Mattia e suo padre ci accolgono nella loro azienda agricola biodinamica a Verzuolo, in provincia di Cuneo. Mattia ha studiato agraria per acquisire le competenze da applicare nell’azienda agricola di famiglia. In passato l’azienda era dedicata in prevalenza alla zootecnia mentre ora è dedicata alla frutticoltura.
Mele, pere, kiwi e miele sono i prodotti della loro azienda che produce con metodo biodinamico fin dall’anno 2000.
Tutto in biodinamica è volto a favorire la salute dell’ecosistema: i pali utilizzati sono in legno di castagno, non trattati; il concime è prodotto in parte da cinque asini che vivono in azienda, ci sono le api…

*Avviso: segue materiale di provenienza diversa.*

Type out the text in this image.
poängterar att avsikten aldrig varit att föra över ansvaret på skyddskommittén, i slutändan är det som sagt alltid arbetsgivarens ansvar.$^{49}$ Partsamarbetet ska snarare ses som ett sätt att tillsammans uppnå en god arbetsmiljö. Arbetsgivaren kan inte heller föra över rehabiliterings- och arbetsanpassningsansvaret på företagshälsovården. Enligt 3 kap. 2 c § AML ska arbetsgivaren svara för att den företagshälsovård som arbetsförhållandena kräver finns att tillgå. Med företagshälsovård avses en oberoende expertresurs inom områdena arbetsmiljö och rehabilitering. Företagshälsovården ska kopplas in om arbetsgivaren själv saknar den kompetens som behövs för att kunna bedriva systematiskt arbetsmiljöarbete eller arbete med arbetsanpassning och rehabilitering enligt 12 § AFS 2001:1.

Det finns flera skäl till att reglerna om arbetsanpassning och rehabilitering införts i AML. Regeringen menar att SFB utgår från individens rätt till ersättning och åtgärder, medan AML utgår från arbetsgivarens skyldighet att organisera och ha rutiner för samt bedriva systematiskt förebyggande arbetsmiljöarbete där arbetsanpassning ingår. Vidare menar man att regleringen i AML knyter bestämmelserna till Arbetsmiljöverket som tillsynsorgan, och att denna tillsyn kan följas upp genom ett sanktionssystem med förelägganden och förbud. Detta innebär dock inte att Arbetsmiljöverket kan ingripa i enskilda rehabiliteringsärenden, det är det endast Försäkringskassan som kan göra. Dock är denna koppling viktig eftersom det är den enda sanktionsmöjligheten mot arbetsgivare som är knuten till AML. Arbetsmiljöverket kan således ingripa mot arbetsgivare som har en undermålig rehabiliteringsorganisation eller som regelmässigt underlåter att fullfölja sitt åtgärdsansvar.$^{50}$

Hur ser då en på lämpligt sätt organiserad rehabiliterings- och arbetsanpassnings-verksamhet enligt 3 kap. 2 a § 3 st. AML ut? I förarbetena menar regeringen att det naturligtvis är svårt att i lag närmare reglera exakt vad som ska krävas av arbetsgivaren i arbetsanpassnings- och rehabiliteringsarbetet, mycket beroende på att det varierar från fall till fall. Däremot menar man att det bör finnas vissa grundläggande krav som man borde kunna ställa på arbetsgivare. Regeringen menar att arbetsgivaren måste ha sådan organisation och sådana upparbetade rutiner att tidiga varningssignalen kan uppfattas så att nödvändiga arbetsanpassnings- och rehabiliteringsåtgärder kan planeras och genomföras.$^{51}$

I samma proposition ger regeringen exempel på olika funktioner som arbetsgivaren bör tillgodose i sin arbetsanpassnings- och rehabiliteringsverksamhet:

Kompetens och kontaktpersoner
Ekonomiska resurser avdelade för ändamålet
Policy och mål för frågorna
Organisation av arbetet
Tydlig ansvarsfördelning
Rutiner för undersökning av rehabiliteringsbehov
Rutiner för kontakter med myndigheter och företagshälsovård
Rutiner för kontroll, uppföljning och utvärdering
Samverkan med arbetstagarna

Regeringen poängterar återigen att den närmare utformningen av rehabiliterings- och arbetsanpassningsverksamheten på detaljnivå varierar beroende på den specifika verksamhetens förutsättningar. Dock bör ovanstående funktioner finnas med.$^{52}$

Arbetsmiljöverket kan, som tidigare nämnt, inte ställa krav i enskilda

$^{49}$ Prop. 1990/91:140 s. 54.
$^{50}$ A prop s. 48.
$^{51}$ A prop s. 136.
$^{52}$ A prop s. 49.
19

Ciò nonostante mantenere in salute questo “organismo” è tutt’altro che facile! Quest’anno il gelo ha gravemente compromesso la raccolta delle pere Williams, così come il colpo di fuoco batterico (malattia causata da un batterio che colpisce un po’ tutta la pianta: legno, foglie, fiori e frutti) e l’afide lanigero che con le sue punture succhia la linfa della pianta indebolendola e macchia i frutti.
E poi ci sono le difficoltà economiche e burocratiche legate all’uso di manodopera ormai prevalentemente straniera: se si facessero tutti i conteggi dei costi sostenuti per le pratiche colturali e il costo della manodopera sicuramente ci si renderebbe conto che l’agricoltura oggi, quella famigliare, non è affatto sostenibile e chi resta lo fa per legame famigliare e passione, non certamente per la sostenibilità di questo tipo di attività.
Le varietà di mele coltivate sono principalmente Golden, Gala, Opal, Inored Story, GRanny Smith e Smeralda mentre quelle di pere le Abate e Williams. La maggior parte della produzione viene venduta a grossisti che assicurano la certezza del conferimento, solo una piccola parte è destinata alla vendita diretta in azienda durante il periodo della raccolta. Gestire la vendita diretta tutto l’anno vorrebbe infatti dire avere celle per la conservazione, attrezzature per lo stoccaggio e tempo da dedicare alla promozione ed alla vendita. Insomma, troppo complesso e soprattutto costoso. Peccato, perché sarebbe questa certamente una dimensione più sostenibile e remunerativa e che consentirebbe di recuperare il rapporto tra chi produce e chi consuma, fondamentale per creare consapevolezza.